Last year, Advantage West- North Carolina, the Western North Carolina Regional Economic Development Commission, awarded e-Polk $417,000 to extend its network to the new Foothills Connect Business & Technology Center in Rutherfordton. With the assistance of Northland Communications, Rutherford County government, Polk County Schools and Foothills Connect, e-Polk was able to contract for a $600,000 34-mile expansion, running from Lake Lure down Hwy. 9 past Sunny View and Polk Central schools and east on Sandy Plains Road to Hwy. 221 in Rutherford County, following Hwy. 221 to downtown Rutherfordton. The Golden Leaf grant will allow e-Polk to expand the PANGAEA fiber optic network to serve most of Rutherford County’s 20 school facilities.

In addition, e-Polk has a memorandum of understanding with DukeNet Communications, a Duke Energy company, to partner with DukeNet to expand the PANGAEA network to the new North Carolina state data center planned near Ellenboro, in eastern Rutherford County.
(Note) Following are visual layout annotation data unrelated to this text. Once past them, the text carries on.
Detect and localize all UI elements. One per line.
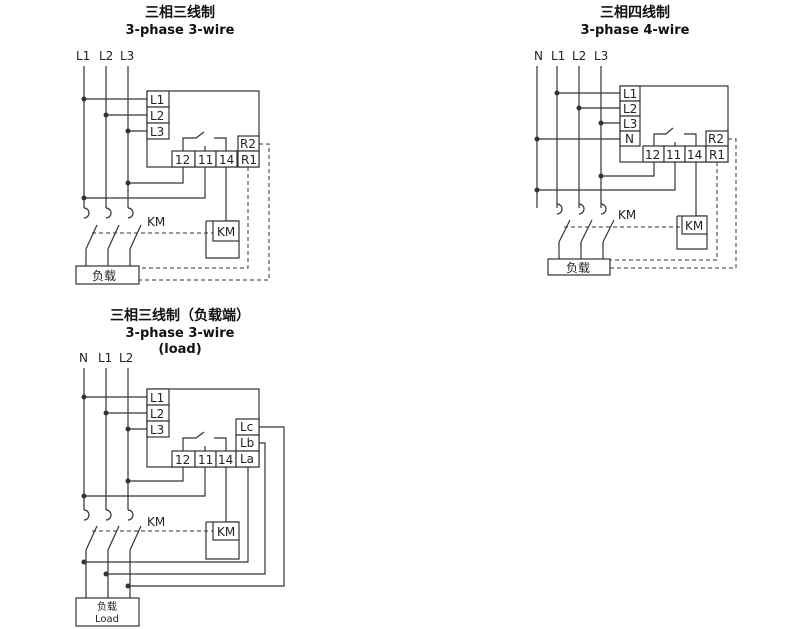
d2-contactor bbox=[681, 215, 708, 235]
d1-load-label: 负载 bbox=[92, 269, 116, 283]
d2-title-en: 3-phase 4-wire bbox=[581, 23, 690, 38]
d3-terminal-label: 12 bbox=[175, 453, 190, 467]
d1-relay-label: R1 bbox=[241, 153, 257, 167]
d2-input-label: L3 bbox=[623, 117, 637, 131]
d2-load-label: 负载 bbox=[566, 261, 590, 275]
d1-input-label: L2 bbox=[150, 109, 164, 123]
d1-terminal-label: 14 bbox=[219, 153, 234, 167]
d1-relay-label: R2 bbox=[240, 137, 256, 151]
d3-load-label-cn: 负载 bbox=[97, 600, 117, 613]
d1-km-label: KM bbox=[147, 215, 165, 229]
d3-line-label: L2 bbox=[119, 351, 133, 365]
d3-title-en2: (load) bbox=[158, 342, 201, 357]
d3-relay-label: La bbox=[240, 452, 254, 466]
d1-line-label: L1 bbox=[76, 49, 90, 63]
d1-load-box bbox=[75, 265, 140, 285]
d3-title-en: 3-phase 3-wire bbox=[126, 326, 235, 341]
d2-line-label: L1 bbox=[551, 49, 565, 63]
d1-line-label: L3 bbox=[120, 49, 134, 63]
d3-terminal-label: 11 bbox=[198, 453, 213, 467]
d2-input-label: L1 bbox=[623, 87, 637, 101]
d1-contactor bbox=[212, 220, 240, 242]
diagram-3phase-3wire-load: 三相三线制（负载端） 3-phase 3-wire (load) N L1 L2… bbox=[75, 307, 285, 627]
d3-line-label: L1 bbox=[98, 351, 112, 365]
d1-input-label: L1 bbox=[150, 93, 164, 107]
d2-terminal-label: 14 bbox=[687, 148, 702, 162]
d3-title-cn: 三相三线制（负载端） bbox=[110, 307, 250, 324]
d1-title-en: 3-phase 3-wire bbox=[126, 23, 235, 38]
d1-input-label: L3 bbox=[150, 125, 164, 139]
d2-line-label: L2 bbox=[572, 49, 586, 63]
d2-line-label: N bbox=[534, 49, 543, 63]
diagram-3phase-4wire: 三相四线制 3-phase 4-wire N L1 L2 L3 L1 L2 L3… bbox=[534, 4, 737, 276]
d1-title-cn: 三相三线制 bbox=[145, 4, 215, 21]
d2-contactor-label: KM bbox=[685, 219, 703, 233]
d3-relay-label: Lc bbox=[240, 420, 253, 434]
d3-load-label-en: Load bbox=[95, 614, 119, 625]
d2-km-label: KM bbox=[618, 208, 636, 222]
d2-title-cn: 三相四线制 bbox=[600, 4, 670, 21]
d3-relay-label: Lb bbox=[240, 436, 254, 450]
d2-load-box bbox=[547, 258, 611, 276]
d3-input-label: L3 bbox=[150, 423, 164, 437]
d1-terminal-label: 11 bbox=[198, 153, 213, 167]
d3-contactor-label: KM bbox=[217, 525, 235, 539]
d3-line-label: N bbox=[79, 351, 88, 365]
d2-terminal-label: 12 bbox=[645, 148, 660, 162]
d3-load-box bbox=[75, 597, 140, 627]
d3-terminal-label: 14 bbox=[218, 453, 233, 467]
d1-contactor-label: KM bbox=[217, 225, 235, 239]
d3-input-label: L2 bbox=[150, 407, 164, 421]
d2-line-label: L3 bbox=[594, 49, 608, 63]
d2-input-label: L2 bbox=[623, 102, 637, 116]
d2-relay-label: R1 bbox=[709, 148, 725, 162]
d1-terminal-label: 12 bbox=[175, 153, 190, 167]
d3-km-label: KM bbox=[147, 515, 165, 529]
d1-line-label: L2 bbox=[99, 49, 113, 63]
d2-input-label: N bbox=[625, 132, 634, 146]
d2-relay-label: R2 bbox=[708, 132, 724, 146]
d3-input-label: L1 bbox=[150, 391, 164, 405]
diagram-3phase-3wire: 三相三线制 3-phase 3-wire L1 L2 L3 L1 L2 L3 1… bbox=[75, 4, 270, 285]
d2-terminal-label: 11 bbox=[666, 148, 681, 162]
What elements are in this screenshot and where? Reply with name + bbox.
The Golden LEAF Foundation, a nonprofit corporation, was created in 1999 to receive one-half of the funds coming to North Carolina from the master settlement agreement with cigarette manufacturers. In turn, the foundation is helping North Carolinians make the transition from a tobacco-dependent economy through grants and investments that will positively affect the long-term economic advancement of the state. It gives priority in its grantmaking to tobacco-dependent and economically distressed counties.